Indian official voices US concern over Russian fuel

Published August 14, 2022
The Reserve Bank of India (RBI) Deputy Governor Michael Debabrata Patra, arrives at a news conference after a monetary policy review in Mumbai, India, February 6, 2020. — Reuters
The Reserve Bank of India (RBI) Deputy Governor Michael Debabrata Patra, arrives at a news conference after a monetary policy review in Mumbai, India, February 6, 2020. — Reuters

NEW DELHI: The United States has expressed concern to India that it was being used to export fuel made from Russian crude, through high-seas transfers to hide its origin, to New York in violation of US sanctions, a top Indian central banker said on Saturday.

The US treasury department told India that an Indian ship picked up oil from a Russian tanker on the high seas and brought it to a port in Gujarat on the west coast, where it was refined and shipped on, said Reserve Bank of India Deputy Governor Michael Patra.

US sanctions on Moscow for its February invasion of Ukraine prohibit the import to the United States of Russian-origin energy products including crude oil, refined fuels, distillates, coal and gas. “The refined output was put back on that ship and it set sail without a destination. In the mid-seas it received the destination so it reached at its course, went to New York,” Patra said at an event to celebrate 75 years of India’s independence.

The US embassy in New Delhi said it had no immediate comment.

Patra’s comments are India’s first official public reference to such US concerns.
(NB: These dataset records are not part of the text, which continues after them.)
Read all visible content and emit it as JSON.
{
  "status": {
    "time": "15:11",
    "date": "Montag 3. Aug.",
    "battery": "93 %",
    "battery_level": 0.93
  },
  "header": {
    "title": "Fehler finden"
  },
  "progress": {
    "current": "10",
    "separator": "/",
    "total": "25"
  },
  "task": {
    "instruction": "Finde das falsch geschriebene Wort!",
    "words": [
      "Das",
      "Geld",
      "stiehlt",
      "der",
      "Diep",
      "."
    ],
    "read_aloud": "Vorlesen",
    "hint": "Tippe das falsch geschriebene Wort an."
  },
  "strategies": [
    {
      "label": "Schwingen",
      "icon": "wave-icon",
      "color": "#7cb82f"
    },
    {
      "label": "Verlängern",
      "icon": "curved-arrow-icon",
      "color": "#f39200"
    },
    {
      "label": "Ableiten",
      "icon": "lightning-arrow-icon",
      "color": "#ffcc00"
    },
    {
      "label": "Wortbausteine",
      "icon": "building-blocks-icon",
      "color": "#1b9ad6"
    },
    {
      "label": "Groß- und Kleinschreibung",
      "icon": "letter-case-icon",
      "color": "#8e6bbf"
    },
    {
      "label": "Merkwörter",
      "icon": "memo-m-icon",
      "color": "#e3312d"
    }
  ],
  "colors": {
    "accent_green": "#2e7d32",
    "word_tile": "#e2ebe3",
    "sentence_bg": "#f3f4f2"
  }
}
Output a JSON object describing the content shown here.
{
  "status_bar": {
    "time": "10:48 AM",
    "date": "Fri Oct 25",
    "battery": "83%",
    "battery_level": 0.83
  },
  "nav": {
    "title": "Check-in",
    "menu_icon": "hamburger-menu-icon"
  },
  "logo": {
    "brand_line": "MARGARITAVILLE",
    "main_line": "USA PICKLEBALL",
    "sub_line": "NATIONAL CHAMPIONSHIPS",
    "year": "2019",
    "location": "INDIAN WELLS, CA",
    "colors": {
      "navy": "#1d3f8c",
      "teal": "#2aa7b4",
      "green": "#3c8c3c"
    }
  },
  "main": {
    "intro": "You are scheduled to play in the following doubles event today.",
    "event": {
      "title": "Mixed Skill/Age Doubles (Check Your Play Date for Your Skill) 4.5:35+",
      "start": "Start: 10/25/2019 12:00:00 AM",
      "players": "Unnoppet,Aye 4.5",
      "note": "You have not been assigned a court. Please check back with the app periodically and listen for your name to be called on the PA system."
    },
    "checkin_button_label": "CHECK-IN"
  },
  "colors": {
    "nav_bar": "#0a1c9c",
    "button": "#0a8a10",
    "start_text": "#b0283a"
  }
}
Delhi has not joined the sanctions against Russia or condemned what Moscow calls a “special military operation” in its neighbour.
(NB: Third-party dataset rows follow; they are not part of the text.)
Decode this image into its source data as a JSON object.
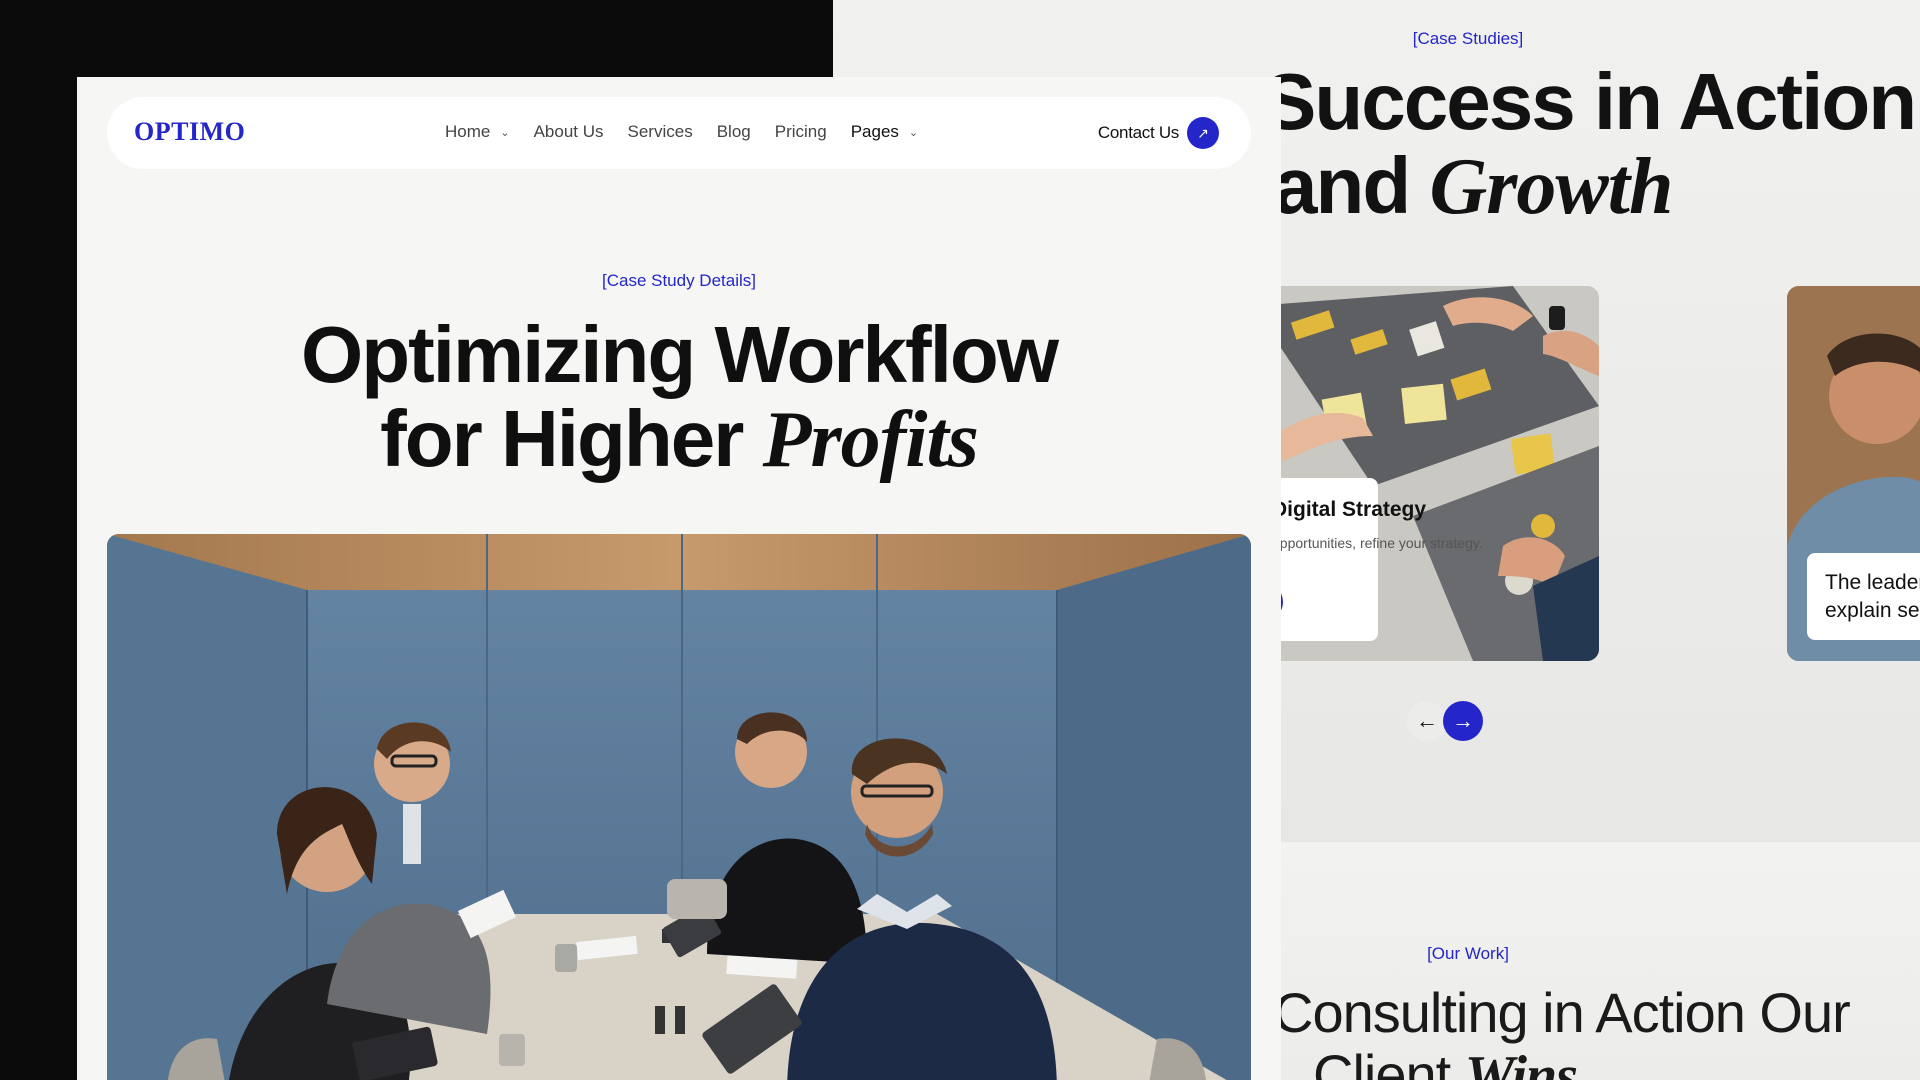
{
  "background_page": {
    "eyebrow": "[Case Studies]",
    "heading_line1": "Success in Action",
    "heading_line2_plain": "and",
    "heading_line2_italic": "Growth",
    "card": {
      "title": "New Digital Strategy",
      "text": "Growth opportunities, refine your strategy.",
      "button_label": "s",
      "button_icon": "arrow-up-right-icon"
    },
    "card2_quote_line1": "The leader",
    "card2_quote_line2": "explain ser",
    "prev_icon": "←",
    "next_icon": "→",
    "section2": {
      "eyebrow": "[Our Work]",
      "heading_line1": "Consulting in Action Our",
      "heading_line2_plain": "Client",
      "heading_line2_italic": "Wins"
    }
  },
  "navbar": {
    "logo": "OPTIMO",
    "items": [
      {
        "label": "Home",
        "has_dropdown": true
      },
      {
        "label": "About Us",
        "has_dropdown": false
      },
      {
        "label": "Services",
        "has_dropdown": false
      },
      {
        "label": "Blog",
        "has_dropdown": false
      },
      {
        "label": "Pricing",
        "has_dropdown": false
      },
      {
        "label": "Pages",
        "has_dropdown": true
      }
    ],
    "chevron": "⌄",
    "contact_label": "Contact Us",
    "contact_icon": "↗"
  },
  "hero": {
    "eyebrow": "[Case Study Details]",
    "title_line1": "Optimizing Workflow",
    "title_line2_plain": "for Higher",
    "title_line2_italic": "Profits"
  },
  "colors": {
    "accent": "#2426c9",
    "page_bg": "#f6f6f4",
    "dark_bg": "#0b0b0b"
  }
}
The deputy governor said he was told the Russian crude was processed and converted into a distillate used for making single-use plastic. He did not identify the Indian vessel or refiner.

“So that’s the way war works. It works in strange ways,” he said India, one of the world’s top oil importer and consumer rarely bought Russian oil in the past. But since the war started, Indian refiners have been snapping up discounted Russian oil, shunned by many Western countries and companies.